Senin, 06 Januari 2014

POETRY



A.   DEFINITION OF POERY
1.    Percy Bysshe Shelley
 “Poetry is indeed something divine. It is at once the centre and circumference of knowledge; it is that which comprehends all science, and that to which all science must be referred. It is at the same time the root and blossom of all other systems of thought; it is that from which all spring, and that which adorns all; and that which, if blighted, denies the fruit and the seed, and withholds from the barren world the nourishment and the succession of the scions of the tree of life. It is the perfect and consummate surface and bloom of all things; it is as the odor and the color of the rose to the texture of the elements which compose it, as the form and splendor of unfaded beauty to the secrets of anatomy and corruption.”
2.    Salvatore Quasimodo
“Poetry is the revelation of a feeling that the poet believes to be interior and personal which the reader recognizes as his own.”
3.    T.S. Eliot
“Poetry is not a turning loose of emotion, but an escape from emotion; it is not the expression of personality, but an escape from personality. But, of course, only those who have personality and emotions know what it means to want to escape from these things.”

4.    William Wordsworth
Poetry is the spontaneous overflow of powerful feelings: it takes its origin from emotion recollected in tranquillity: the emotion is contemplated till, by a species of reaction, the tranquillity gradually disappears, and an emotion, kindred to that which was before the subject of contemplation, is gradually produced, and does itself actually exist in the mind.”
5.    Bahrul Fajrih
Poetry is the arrange of the word that make a sentence or phrase where there is a beautifulness with rhyme in it.”
A.   THE EXAMPLE OF POETRY
Title     : Because I could not stop for Death
Writer  : Emily Dickinson
     He kindly stopped for me
     The Carriage held but just Ourselves
     And Immortality.

     We slowly drove—He knew no haste
     And I had put away
     My labor and my leisure too,
     For His Civility

     We passed the School, where Children strove
     At Recess—in the Ring
     We passed the Fields of Gazing Grain
     We passed the Setting Sun

     Or rather—He passed Us
     The Dews drew quivering and chill
     For only Gossamer, my Gown
     My Tippet—only Tulle

     We paused before a House that seemed
     A Swelling of the Ground
     The Roof was scarcely visible
     The Cornice—in the Ground

     Since then—'tis Centuries—and yet
     Feels shorter than the Day
     I first surmised the Horses' Heads
     Were toward Eternity
Commentar   :
The poetry exemplifies better than anything else Dickinson wrote the special quality of her mind . If the word great means anything in poetry, this poem is one of the greatest in the English language; it is flawless to the last detail.

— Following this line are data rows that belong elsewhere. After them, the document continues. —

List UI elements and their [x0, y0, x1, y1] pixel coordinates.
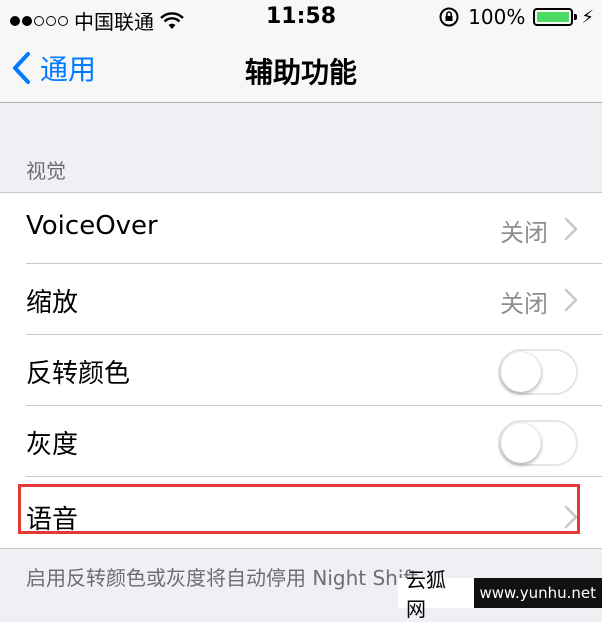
- row-label: 缩放: [26, 288, 79, 318]
- row-label: 灰度: [26, 430, 79, 460]
- status-bar: 中国联通 11:58 100% ⚡: [0, 0, 602, 36]
- row-invert-colors: 反转颜色: [0, 335, 602, 406]
- section-header-vision: 视觉: [26, 159, 66, 183]
- row-label: 反转颜色: [26, 359, 131, 389]
- rotation-lock-icon: [439, 7, 459, 27]
- row-voiceover[interactable]: VoiceOver 关闭: [0, 193, 602, 264]
- row-value: 关闭: [500, 290, 548, 318]
- row-value: 关闭: [500, 219, 548, 247]
- chevron-right-icon: [564, 288, 578, 312]
- section-footer-note: 启用反转颜色或灰度将自动停用 Night Shift: [26, 566, 418, 590]
- grayscale-toggle[interactable]: [498, 420, 578, 466]
- charging-icon: ⚡: [581, 6, 594, 28]
- row-label: VoiceOver: [26, 211, 158, 241]
- navigation-bar: 通用 辅助功能: [0, 36, 602, 103]
- page-title: 辅助功能: [244, 56, 357, 89]
- highlight-annotation-box: [18, 484, 580, 534]
- watermark-url: www.yunhu.net: [473, 578, 602, 608]
- chevron-right-icon: [564, 217, 578, 241]
- battery-icon: [533, 8, 578, 26]
- battery-percent: 100%: [468, 5, 526, 29]
- watermark-text: 云狐网: [406, 568, 446, 621]
- watermark: 云狐网 www.yunhu.net: [398, 568, 602, 621]
- invert-colors-toggle[interactable]: [498, 349, 578, 395]
- row-grayscale: 灰度: [0, 406, 602, 477]
- status-right: 100% ⚡: [438, 5, 594, 29]
- row-zoom[interactable]: 缩放 关闭: [0, 264, 602, 335]
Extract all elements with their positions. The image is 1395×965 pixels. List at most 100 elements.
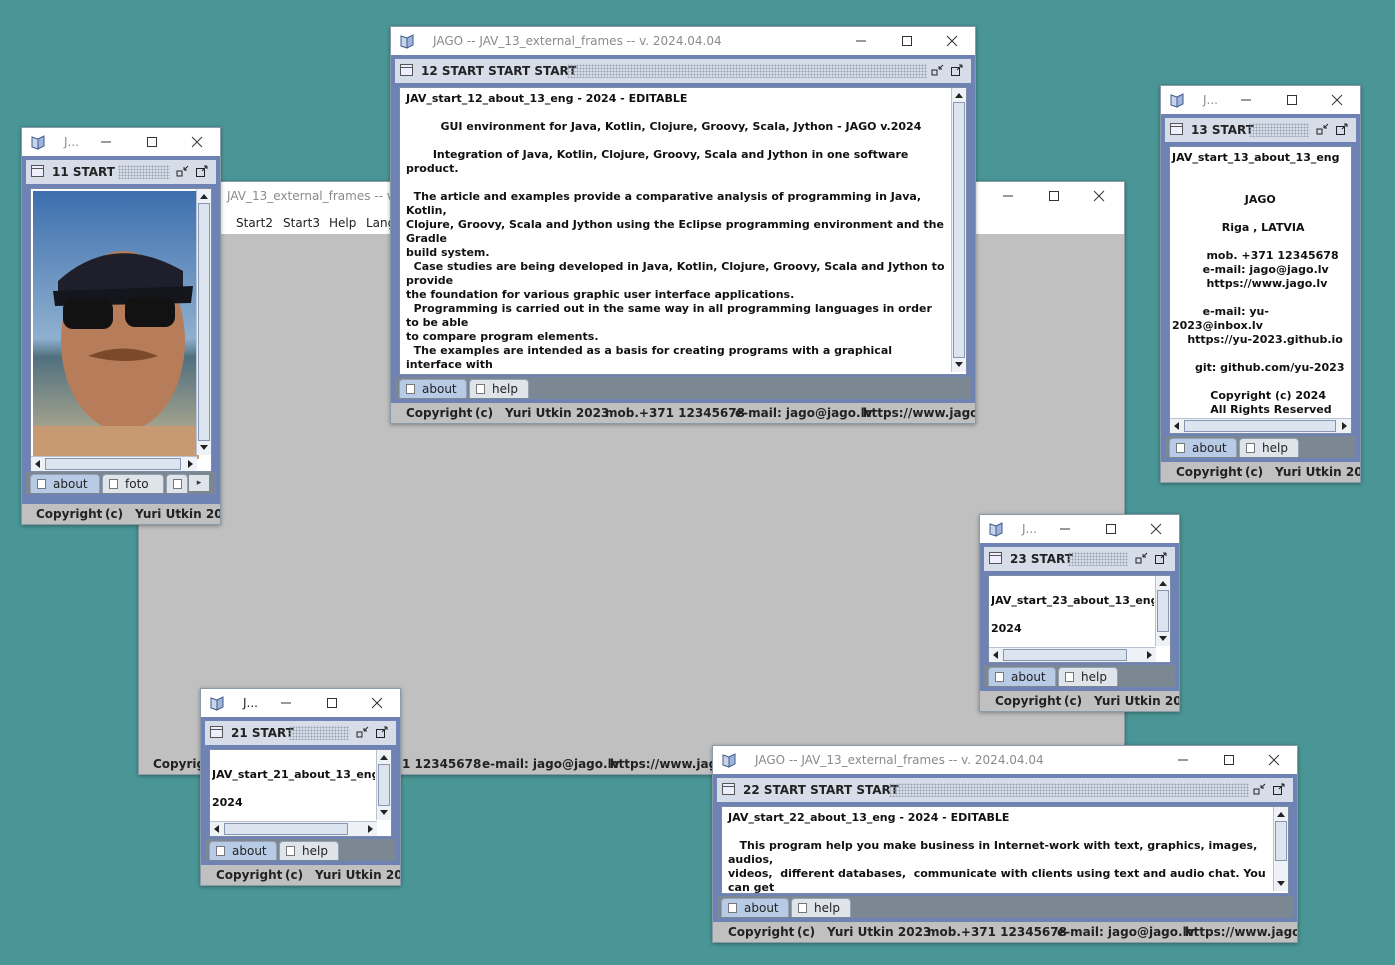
tab-scroll-arrows[interactable]: ▸ <box>189 475 209 491</box>
close-button[interactable] <box>1315 88 1359 112</box>
scroll-thumb[interactable] <box>1003 649 1127 661</box>
tab-help[interactable]: help <box>469 379 529 398</box>
iconify-icon[interactable] <box>1135 551 1149 565</box>
frame-grip <box>1068 552 1128 566</box>
scroll-thumb[interactable] <box>1184 420 1336 432</box>
menu-help[interactable]: Help <box>329 216 356 230</box>
about-text-area[interactable]: JAV_start_21_about_13_eng 2024 <box>209 749 392 837</box>
maximize-button[interactable] <box>1270 88 1314 112</box>
tab-about[interactable]: about <box>1169 438 1237 457</box>
window-23-titlebar[interactable]: J... <box>980 515 1179 543</box>
document-icon <box>173 479 182 489</box>
maximize-button[interactable] <box>310 691 354 715</box>
tab-help[interactable]: help <box>1058 667 1118 686</box>
tab-about[interactable]: about <box>399 379 467 398</box>
window-11-titlebar[interactable]: J... <box>22 128 220 156</box>
vertical-scrollbar[interactable] <box>951 88 966 372</box>
scroll-thumb[interactable] <box>224 823 348 835</box>
tab-help[interactable]: help <box>279 841 339 860</box>
tab-foto[interactable]: foto <box>102 474 164 493</box>
internal-frame-header[interactable]: 13 START <box>1165 118 1356 142</box>
minimize-button[interactable] <box>986 184 1030 208</box>
photo-horizontal-scrollbar[interactable] <box>31 456 197 471</box>
minimize-button[interactable] <box>264 691 308 715</box>
scroll-thumb[interactable] <box>953 102 965 358</box>
iconify-icon[interactable] <box>931 63 945 77</box>
maximize-frame-icon[interactable] <box>375 725 389 739</box>
horizontal-scrollbar[interactable] <box>210 821 377 836</box>
window-12-titlebar[interactable]: JAGO -- JAV_13_external_frames -- v. 202… <box>391 27 975 55</box>
iconify-icon[interactable] <box>1316 122 1330 136</box>
tab-about[interactable]: about <box>721 898 789 917</box>
scroll-thumb[interactable] <box>45 458 181 470</box>
maximize-button[interactable] <box>1207 748 1251 772</box>
window-12: JAGO -- JAV_13_external_frames -- v. 202… <box>390 26 976 424</box>
maximize-button[interactable] <box>1089 517 1133 541</box>
tab-about[interactable]: about <box>988 667 1056 686</box>
scroll-thumb[interactable] <box>1157 590 1169 632</box>
photo-vertical-scrollbar[interactable] <box>196 189 211 455</box>
about-text-area[interactable]: JAV_start_23_about_13_eng 2024 <box>988 575 1171 663</box>
close-button[interactable] <box>355 691 399 715</box>
close-icon <box>1331 94 1343 106</box>
contacts-text[interactable]: JAV_start_13_about_13_eng JAGO Riga , LA… <box>1172 151 1347 417</box>
scroll-thumb[interactable] <box>198 203 210 441</box>
minimize-button[interactable] <box>1043 517 1087 541</box>
window-13-titlebar[interactable]: J... <box>1161 86 1360 114</box>
minimize-button[interactable] <box>84 130 128 154</box>
horizontal-scrollbar[interactable] <box>989 647 1156 662</box>
document-icon <box>798 903 807 913</box>
close-button[interactable] <box>1134 517 1178 541</box>
internal-frame-header[interactable]: 12 START START START <box>395 59 971 83</box>
close-button[interactable] <box>1252 748 1296 772</box>
maximize-frame-icon[interactable] <box>1335 122 1349 136</box>
maximize-button[interactable] <box>885 29 929 53</box>
maximize-frame-icon[interactable] <box>1272 782 1286 796</box>
frame-icon <box>210 726 223 738</box>
scroll-thumb[interactable] <box>378 764 390 806</box>
about-text[interactable]: JAV_start_23_about_13_eng 2024 <box>991 580 1154 636</box>
maximize-button[interactable] <box>130 130 174 154</box>
window-21-titlebar[interactable]: J... <box>201 689 400 717</box>
window-22-titlebar[interactable]: JAGO -- JAV_13_external_frames -- v. 202… <box>713 746 1297 774</box>
iconify-icon[interactable] <box>1253 782 1267 796</box>
tab-help[interactable]: help <box>791 898 851 917</box>
tab-about[interactable]: about <box>209 841 277 860</box>
about-text[interactable]: JAV_start_21_about_13_eng 2024 <box>212 754 375 810</box>
vertical-scrollbar[interactable] <box>1273 807 1288 891</box>
minimize-button[interactable] <box>839 29 883 53</box>
maximize-button[interactable] <box>1032 184 1076 208</box>
iconify-icon[interactable] <box>356 725 370 739</box>
menu-start3[interactable]: Start3 <box>283 216 320 230</box>
minimize-button[interactable] <box>1161 748 1205 772</box>
contacts-text-area[interactable]: JAV_start_13_about_13_eng JAGO Riga , LA… <box>1169 146 1352 434</box>
horizontal-scrollbar[interactable] <box>1170 418 1351 433</box>
tab-about[interactable]: about <box>30 474 100 493</box>
internal-frame-header[interactable]: 23 START <box>984 547 1175 571</box>
vertical-scrollbar[interactable] <box>1155 576 1170 646</box>
about-text-area[interactable]: JAV_start_12_about_13_eng - 2024 - EDITA… <box>399 87 967 375</box>
iconify-icon[interactable] <box>176 164 190 178</box>
vertical-scrollbar[interactable] <box>376 750 391 820</box>
close-button[interactable] <box>1077 184 1121 208</box>
tab-label: help <box>1262 441 1288 455</box>
menu-start2[interactable]: Start2 <box>236 216 273 230</box>
about-text-area[interactable]: JAV_start_22_about_13_eng - 2024 - EDITA… <box>721 806 1289 894</box>
maximize-frame-icon[interactable] <box>195 164 209 178</box>
close-button[interactable] <box>930 29 974 53</box>
tab-overflow[interactable] <box>166 474 188 493</box>
internal-frame-header[interactable]: 21 START <box>205 721 396 745</box>
about-text[interactable]: JAV_start_12_about_13_eng - 2024 - EDITA… <box>406 92 946 374</box>
internal-frame-header[interactable]: 11 START <box>26 160 216 184</box>
internal-frame-header[interactable]: 22 START START START <box>717 778 1293 802</box>
maximize-frame-icon[interactable] <box>1154 551 1168 565</box>
window-title: JAGO -- JAV_13_external_frames -- v. 202… <box>755 753 1044 767</box>
internal-frame-12: 12 START START START JAV_start_12_about_… <box>395 59 971 402</box>
main-window-title: JAV_13_external_frames -- v. 20 <box>227 189 416 203</box>
minimize-button[interactable] <box>1224 88 1268 112</box>
about-text[interactable]: JAV_start_22_about_13_eng - 2024 - EDITA… <box>728 811 1268 893</box>
maximize-frame-icon[interactable] <box>950 63 964 77</box>
tab-help[interactable]: help <box>1239 438 1299 457</box>
scroll-thumb[interactable] <box>1275 821 1287 861</box>
close-button[interactable] <box>175 130 219 154</box>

The rhythm charges with movement the pattern of suspended action back of the poem. Every image is precise and, moreover, not merely beautiful, but inextricably fused with the central idea. Every image extends and intensifies every other . No poet could have invented the elements of this poem; only a great poet could have used them so perfectly. She was a deep mind writing from a deep culture, and when she came to poetry, she came infallibly.